One difference in the media compared to when Labor last won power in 1983 is the plethora of columnists in the press, expressing largely predictable opinions only minimally disciplined by any evidence that does not fit their prejudices and overwhelmingly skewed to right of the political spectrum. The News Limited trio of Janet Albrechtsen, Andrew Bolt and Piers Akerman constitute a conformist echo chamber reliably savaging all critics of the Howard government while amplifying the main themes the government wants to promote.
The one occasion when they went off script was during the APEC summit, the event from which the government was desperately hoping for an electoral bounce. Rather unhelpfully, first Bolt, then Albrechtsen - in what she said was one of the hardest columns she will write - started writing that it was time for Howard to go. This clumsy episode, about which we may never know the full truth, ended when Howard stared down his cabinet colleagues, a majority of whom thought it was time for him to go.

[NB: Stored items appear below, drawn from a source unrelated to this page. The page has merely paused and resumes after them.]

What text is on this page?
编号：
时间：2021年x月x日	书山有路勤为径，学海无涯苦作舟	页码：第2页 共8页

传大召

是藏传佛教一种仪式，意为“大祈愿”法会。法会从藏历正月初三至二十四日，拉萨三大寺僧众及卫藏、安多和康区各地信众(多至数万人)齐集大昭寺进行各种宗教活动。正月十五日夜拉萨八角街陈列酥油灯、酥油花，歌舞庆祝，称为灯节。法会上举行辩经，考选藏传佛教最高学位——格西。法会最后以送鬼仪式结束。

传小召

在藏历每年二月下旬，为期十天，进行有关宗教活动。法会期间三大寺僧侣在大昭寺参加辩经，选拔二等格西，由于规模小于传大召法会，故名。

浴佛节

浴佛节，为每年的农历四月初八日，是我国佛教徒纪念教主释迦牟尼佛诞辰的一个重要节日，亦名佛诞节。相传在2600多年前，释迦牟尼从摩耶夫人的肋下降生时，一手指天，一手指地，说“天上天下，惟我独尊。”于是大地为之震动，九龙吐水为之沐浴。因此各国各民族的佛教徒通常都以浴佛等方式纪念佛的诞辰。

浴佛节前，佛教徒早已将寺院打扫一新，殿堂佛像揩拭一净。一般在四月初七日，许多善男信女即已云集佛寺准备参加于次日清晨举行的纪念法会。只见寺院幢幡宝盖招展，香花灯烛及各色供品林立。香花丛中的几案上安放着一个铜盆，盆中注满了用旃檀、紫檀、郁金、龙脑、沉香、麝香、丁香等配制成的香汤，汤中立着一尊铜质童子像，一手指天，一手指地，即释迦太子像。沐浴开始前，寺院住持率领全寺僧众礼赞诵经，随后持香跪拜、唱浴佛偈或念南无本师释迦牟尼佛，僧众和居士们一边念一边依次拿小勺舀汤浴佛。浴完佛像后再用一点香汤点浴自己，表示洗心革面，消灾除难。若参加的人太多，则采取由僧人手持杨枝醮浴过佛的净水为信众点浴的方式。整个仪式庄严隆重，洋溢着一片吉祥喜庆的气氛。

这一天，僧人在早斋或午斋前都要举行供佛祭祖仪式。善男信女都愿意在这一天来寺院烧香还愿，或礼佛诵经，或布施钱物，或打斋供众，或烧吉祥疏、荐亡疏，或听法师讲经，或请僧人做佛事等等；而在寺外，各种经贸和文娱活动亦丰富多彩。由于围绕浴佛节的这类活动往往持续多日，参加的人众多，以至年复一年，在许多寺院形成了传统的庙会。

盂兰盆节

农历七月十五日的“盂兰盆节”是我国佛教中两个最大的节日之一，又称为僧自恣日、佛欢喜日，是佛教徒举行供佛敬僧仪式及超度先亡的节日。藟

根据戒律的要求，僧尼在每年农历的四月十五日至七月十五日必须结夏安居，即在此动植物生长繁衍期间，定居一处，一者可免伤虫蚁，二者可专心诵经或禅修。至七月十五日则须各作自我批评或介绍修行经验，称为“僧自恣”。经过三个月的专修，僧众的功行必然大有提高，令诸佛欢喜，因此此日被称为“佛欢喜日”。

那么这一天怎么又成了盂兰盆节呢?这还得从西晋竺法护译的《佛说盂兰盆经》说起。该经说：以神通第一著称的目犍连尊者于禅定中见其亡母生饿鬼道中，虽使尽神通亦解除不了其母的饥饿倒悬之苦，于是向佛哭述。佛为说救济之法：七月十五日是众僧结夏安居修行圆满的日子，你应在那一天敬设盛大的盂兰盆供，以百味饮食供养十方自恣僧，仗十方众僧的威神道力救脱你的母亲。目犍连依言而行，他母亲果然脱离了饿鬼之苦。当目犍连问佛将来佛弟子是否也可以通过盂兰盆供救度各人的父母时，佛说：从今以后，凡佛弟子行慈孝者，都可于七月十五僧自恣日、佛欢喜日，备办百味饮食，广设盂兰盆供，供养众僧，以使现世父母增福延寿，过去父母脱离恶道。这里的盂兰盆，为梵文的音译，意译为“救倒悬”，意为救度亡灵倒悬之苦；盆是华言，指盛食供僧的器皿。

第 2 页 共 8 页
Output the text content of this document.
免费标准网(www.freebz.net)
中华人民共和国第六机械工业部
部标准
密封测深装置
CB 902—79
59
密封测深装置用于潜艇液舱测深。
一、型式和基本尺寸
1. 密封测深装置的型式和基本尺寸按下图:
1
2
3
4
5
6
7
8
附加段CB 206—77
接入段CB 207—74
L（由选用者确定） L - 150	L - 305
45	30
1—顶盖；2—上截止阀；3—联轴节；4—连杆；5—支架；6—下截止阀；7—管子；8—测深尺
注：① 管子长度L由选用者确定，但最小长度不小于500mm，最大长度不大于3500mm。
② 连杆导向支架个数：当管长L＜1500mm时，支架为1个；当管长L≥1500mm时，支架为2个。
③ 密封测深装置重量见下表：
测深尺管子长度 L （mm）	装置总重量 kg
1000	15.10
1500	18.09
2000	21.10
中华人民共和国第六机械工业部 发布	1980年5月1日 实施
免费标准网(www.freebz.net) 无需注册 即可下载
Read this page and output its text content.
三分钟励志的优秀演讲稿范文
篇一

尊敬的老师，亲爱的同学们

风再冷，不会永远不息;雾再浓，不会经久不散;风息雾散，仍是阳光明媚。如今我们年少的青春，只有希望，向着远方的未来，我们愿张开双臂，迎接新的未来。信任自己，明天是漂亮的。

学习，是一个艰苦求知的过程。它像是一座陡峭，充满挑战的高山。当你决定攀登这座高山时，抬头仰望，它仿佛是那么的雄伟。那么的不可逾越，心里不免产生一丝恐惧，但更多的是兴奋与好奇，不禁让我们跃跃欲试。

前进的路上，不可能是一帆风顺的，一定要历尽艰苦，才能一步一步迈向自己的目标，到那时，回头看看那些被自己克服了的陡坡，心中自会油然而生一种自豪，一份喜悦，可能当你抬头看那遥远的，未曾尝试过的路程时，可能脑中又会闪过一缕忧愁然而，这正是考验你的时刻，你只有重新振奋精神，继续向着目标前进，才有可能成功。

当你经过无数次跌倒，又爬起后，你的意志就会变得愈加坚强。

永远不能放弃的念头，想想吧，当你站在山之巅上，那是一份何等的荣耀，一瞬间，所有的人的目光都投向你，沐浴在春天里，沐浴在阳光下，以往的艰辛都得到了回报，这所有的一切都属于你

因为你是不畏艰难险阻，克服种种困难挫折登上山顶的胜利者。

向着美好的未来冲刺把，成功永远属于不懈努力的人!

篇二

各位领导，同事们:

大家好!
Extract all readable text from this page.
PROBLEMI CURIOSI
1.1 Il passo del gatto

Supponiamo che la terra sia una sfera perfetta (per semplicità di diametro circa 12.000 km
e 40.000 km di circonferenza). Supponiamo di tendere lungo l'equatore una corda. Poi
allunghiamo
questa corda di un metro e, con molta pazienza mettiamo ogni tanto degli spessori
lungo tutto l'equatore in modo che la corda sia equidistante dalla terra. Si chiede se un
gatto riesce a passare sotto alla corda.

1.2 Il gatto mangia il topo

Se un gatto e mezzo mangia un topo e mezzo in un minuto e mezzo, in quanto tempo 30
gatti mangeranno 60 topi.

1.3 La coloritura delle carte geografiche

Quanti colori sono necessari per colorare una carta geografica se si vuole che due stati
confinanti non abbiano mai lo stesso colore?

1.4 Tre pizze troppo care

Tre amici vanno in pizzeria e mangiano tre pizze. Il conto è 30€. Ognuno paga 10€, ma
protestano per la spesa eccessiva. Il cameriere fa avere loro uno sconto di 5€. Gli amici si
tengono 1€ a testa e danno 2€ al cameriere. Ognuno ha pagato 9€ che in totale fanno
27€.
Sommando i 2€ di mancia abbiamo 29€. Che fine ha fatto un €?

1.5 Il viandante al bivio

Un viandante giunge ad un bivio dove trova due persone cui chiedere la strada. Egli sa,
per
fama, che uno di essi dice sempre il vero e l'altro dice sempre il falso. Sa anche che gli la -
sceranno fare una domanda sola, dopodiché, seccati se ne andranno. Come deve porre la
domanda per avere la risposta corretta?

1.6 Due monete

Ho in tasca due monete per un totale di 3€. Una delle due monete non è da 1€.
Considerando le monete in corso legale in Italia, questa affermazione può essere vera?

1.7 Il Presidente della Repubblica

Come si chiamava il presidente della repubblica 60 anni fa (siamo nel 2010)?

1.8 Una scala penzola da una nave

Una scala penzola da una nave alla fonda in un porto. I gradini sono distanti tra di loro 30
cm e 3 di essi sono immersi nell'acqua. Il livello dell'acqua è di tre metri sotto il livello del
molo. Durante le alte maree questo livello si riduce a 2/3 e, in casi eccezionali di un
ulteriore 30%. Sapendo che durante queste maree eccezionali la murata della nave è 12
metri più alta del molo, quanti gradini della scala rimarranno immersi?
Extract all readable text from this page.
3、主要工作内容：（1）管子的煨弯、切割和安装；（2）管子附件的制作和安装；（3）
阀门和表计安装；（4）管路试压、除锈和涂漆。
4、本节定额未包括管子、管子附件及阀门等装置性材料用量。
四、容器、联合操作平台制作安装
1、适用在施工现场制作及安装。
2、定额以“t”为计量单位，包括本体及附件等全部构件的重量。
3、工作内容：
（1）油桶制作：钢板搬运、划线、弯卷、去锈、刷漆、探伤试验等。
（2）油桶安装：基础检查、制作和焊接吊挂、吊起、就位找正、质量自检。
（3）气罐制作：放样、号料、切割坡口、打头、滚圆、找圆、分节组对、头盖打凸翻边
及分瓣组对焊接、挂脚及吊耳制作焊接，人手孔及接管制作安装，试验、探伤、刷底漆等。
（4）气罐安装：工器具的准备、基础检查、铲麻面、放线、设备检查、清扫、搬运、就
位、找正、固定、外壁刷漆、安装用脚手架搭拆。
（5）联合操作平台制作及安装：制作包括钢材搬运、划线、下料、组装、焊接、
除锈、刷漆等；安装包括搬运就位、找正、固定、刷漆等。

At one level it will make little difference to them which party is in government. Indeed their level of vitriol will simply be increased once their opponents are no longer in opposition. But while they will carry on predictably - Bolt’s column might simply be re-titled Not Happy Kevin - their relevance will be greatly diminished.
Of course there will be no perks, no further appointments to the ABC Board for Howard’s motley collection of cultural warriors. But more importantly, the columnists will lose any cache as insiders, a status that occasionally gave their rants some political currency. Presumably Labor ministers will be less inclined to share confidences and to use them as the conduit for planting stories.
Loss of perceived political clout and the subsequent ego sagging may also encourage Howard’s strongest radio supporter, Sydney shock jock Alan Jones, to retire to the Surrey countryside. Jones, who has complemented his on-air crusades with behind-the-scenes letter writing and lobbying for causes he believes in, is likely to find the new Labor government - especially given the geographic spread of its leaders – less accessible and less inclined to stroke his ego.
Support for the Howard government is more generationally divided than ever before in Australian politics and the demographic of Jones’s audience - older listeners generally rusted on to Howard - is likely to decline in political importance once Howard loses. The Liberals' path back to power will have to involve finding ways of appealing to younger age groups.
Like the columnists, the shrillness of Jones's anger will if anything be increased once government changes, but its predictability will be tiresome to all but his core fans, and he too may lack the access that gives his program its political impact.
The interests of these obviously opinionated media figures are immediately apparent, but more intriguing are those of reporters in the Canberra press gallery. One of the greatest role strains in reporting is the need to maintain journalistic independence while at the same time cultivating closeness. Often there is a trade-off, usually tacit, whereby a journalist obtains information in exchange for running the story the way the source wants.
While the doyens of the gallery, such as Michelle Grattan, Laurie Oakes and Paul Kelly, are adept at dealing with all sides of politics, some journalists have built their reputation on their closeness to the Howard government. According to Howard’s biographers, Peter Van Onselen and Wayne Errington, Howard thinks Dennis Shanahan can be relied upon to report his views accurately. Certainly the prime minister could not ask for interpretations of political developments and polls more sympathetic than Shanahan has provided. His tetchy and world-weary account of the leaders’ debate suggests he is looking forward to a holiday.
News Limited’s Glenn Milne has come to wider attention several times with his willingness to publicly report on rumours of private behaviour by Labor figures. The case which gained most notoriety this year was his revelation on the front page of the Daily Telegraph that its former editor, now Murdoch’s editor of the New York Post, Col Allan, had taken Kevin Rudd to a strip club in New York - a story Labor charges was leaked by Downer’s office.